Like it or not, we may be heading towards bear market territory. This isn’t fun. In fact, it’s very stressful. But for those of us who can keep our cool and act strategically, a bear market is actually a gift. When all stocks fall, even the good ones get hit. Herein lies the opportunity. Today, I’m going to explore two Canadian stocks to buy as their prices fall.
The gift of a bear market
A bear market occurs when stocks “fall 20% or more from recent highs amid widespread pessimism and negative investor sentiment.”
Just as all stocks seem to rise in a bull market, all stocks seem to fall in a bear market – even the good ones. Sentiment takes over, and there is often a lack of real analysis. When optimism is the dominant sentiment, bad companies often rise. Similarly, when pessimism is widespread, good companies can fall.

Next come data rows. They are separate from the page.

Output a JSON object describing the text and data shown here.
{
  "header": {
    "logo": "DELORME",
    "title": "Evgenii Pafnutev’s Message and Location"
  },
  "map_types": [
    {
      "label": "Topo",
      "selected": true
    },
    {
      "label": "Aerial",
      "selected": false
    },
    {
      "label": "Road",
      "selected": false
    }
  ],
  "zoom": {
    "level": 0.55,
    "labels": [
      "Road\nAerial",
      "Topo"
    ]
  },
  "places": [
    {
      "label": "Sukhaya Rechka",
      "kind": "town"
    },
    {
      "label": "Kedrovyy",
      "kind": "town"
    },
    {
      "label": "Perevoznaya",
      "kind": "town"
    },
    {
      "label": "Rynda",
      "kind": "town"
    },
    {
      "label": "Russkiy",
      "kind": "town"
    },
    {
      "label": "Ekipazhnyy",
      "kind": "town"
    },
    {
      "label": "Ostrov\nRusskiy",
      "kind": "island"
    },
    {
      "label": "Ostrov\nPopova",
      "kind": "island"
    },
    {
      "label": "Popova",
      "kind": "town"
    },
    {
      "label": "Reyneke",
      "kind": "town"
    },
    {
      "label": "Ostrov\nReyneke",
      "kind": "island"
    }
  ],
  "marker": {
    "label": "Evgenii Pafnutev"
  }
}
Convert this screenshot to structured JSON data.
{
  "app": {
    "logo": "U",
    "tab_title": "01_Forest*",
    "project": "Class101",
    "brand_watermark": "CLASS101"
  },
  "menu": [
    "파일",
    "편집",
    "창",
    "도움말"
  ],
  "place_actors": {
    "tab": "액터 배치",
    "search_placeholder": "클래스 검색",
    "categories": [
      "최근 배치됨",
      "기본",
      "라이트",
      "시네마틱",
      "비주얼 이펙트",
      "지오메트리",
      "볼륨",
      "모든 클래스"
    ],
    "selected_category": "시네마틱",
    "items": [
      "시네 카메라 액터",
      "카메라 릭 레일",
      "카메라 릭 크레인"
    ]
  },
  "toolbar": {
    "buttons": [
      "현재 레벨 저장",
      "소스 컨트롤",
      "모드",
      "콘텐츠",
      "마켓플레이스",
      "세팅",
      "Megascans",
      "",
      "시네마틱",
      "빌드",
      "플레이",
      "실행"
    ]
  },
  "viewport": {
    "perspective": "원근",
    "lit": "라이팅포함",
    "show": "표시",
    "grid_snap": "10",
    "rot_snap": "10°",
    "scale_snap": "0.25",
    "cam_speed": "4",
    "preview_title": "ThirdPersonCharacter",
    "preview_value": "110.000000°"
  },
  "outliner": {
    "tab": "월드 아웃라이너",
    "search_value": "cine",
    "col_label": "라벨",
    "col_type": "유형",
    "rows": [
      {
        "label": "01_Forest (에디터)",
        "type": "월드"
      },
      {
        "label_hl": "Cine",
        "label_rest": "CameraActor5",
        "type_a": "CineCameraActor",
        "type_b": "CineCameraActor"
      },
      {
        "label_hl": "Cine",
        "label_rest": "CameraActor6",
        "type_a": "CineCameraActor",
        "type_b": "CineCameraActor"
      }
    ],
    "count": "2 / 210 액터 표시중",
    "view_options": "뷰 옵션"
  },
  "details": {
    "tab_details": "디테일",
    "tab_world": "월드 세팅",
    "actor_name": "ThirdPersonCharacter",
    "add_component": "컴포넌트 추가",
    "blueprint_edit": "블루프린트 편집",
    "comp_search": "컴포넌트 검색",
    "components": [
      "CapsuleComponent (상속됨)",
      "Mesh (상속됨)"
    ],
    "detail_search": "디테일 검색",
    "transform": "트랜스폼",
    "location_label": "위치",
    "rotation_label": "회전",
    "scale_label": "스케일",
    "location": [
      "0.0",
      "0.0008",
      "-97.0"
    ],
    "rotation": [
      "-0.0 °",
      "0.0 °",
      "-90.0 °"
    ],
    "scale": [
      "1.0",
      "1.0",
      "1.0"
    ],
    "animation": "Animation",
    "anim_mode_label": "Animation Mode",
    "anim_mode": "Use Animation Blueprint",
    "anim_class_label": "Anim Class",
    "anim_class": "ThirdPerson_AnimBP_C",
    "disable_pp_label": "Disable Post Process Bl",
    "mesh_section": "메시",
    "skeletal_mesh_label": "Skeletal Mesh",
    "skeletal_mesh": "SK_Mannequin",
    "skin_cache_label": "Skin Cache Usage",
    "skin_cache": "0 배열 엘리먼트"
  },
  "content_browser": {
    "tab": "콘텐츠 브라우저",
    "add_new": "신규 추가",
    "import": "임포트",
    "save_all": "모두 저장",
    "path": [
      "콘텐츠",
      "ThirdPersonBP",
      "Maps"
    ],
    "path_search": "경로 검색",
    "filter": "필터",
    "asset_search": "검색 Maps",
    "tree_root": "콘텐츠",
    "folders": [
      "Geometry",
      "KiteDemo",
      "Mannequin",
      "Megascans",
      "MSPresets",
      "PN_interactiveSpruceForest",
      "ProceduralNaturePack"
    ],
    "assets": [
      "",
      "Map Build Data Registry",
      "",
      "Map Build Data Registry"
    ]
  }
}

The commonality here is that stocks are moving based on sentiment more than anything else. When emotions run high, specific fundamentals are often overshadowed.
Rising interest rates will negatively impact most, if not all, companies. Yet, from a longer-term perspective, companies with solid fundamentals will mostly experience a bear market as a meaningless temporary blip. Let’s look at 2008 to give us some perspective. In 2008, the TSX fell almost 50% from May 2008 to March 2009. While some companies didn’t make it through this experience, others became a great buying opportunity.
BCE stock: weathering the storm
I currently own BCE Inc. (TSX:BCE)(NYSE:BCE) stock for its leadership position as Canada’s largest telecom company. It’s a protected business with high barriers to entry. It’s also a defensive business that churns out huge amounts of cash flow every year. In 2021, BCE reported over $3 billion in free cash flow. In its latest quarter, free cash flow was $1.3 billion, up 7% versus last year. I also own BCE stock for its juicy 6% dividend yield.
BCE stock has fallen 16% on the TSX from its April highs. It’s certainly been caught up in negative sentiment. It’s also pricing in rising interest rates. As the company has a sizeable amount of debt, higher interest rates will surely impact BCE’s profitability in the future. The question is, how far will BCE stock fall? When do we step in and snatch this top stock up?
Well, in my view, I think that we can reasonably buy this Canadian stock right now for its 6% dividend yield alone. But I’ll wait for the market, and BCE stock, to fall a bit further. At that point, I’ll buy more of this resilient defensive stock. Because when the dust has settled, BCE will bounce back.
Tourmaline stock: supported by global natural gas demand
Tourmaline Oil Corp. (TSX:TOU) is a Canadian mid-tier natural gas producer – the largest natural gas producer in Canada. It’s on my list of Canadian stocks to buy for a few simple reasons. Firstly, Tourmaline is pretty much a proxy to the natural gas prices – and the outlook for these prices is promising. Simply put, natural gas has become the fuel of choice both domestically and globally, as the world shifts away from coal. And North America’s natural gas is the best – reliable, low cost, and relatively clean.
Natural gas prices have risen dramatically in the last few years. This is especially true of U.S.-based liquified natural gas (LNG) prices. And this brings me to the second reason I’m buying Tourmaline if it falls further.
Tourmaline is increasingly becoming a global player and diversifying its natural gas pricing exposure. For example, the company has signed a 15-year contract with Cheniere Energy Inc. (NYSE:LNG), the largest global LNG exporter. Under the agreement, Tourmaline will supply Cheniere with 140,000 million British thermal units (MMBtu) for their Corpus Christi Stage 3 project.
This will begin in early 2023, adding significant cash flow to an already booming cash flow profile. In its latest quarter, Tourmaline reported operating cash flow of $1.35 billon. This was 137% higher than last year. Considering its stellar recent performance and plenty of exciting future growth prospects, TOU is definitely one to add to your watchlist.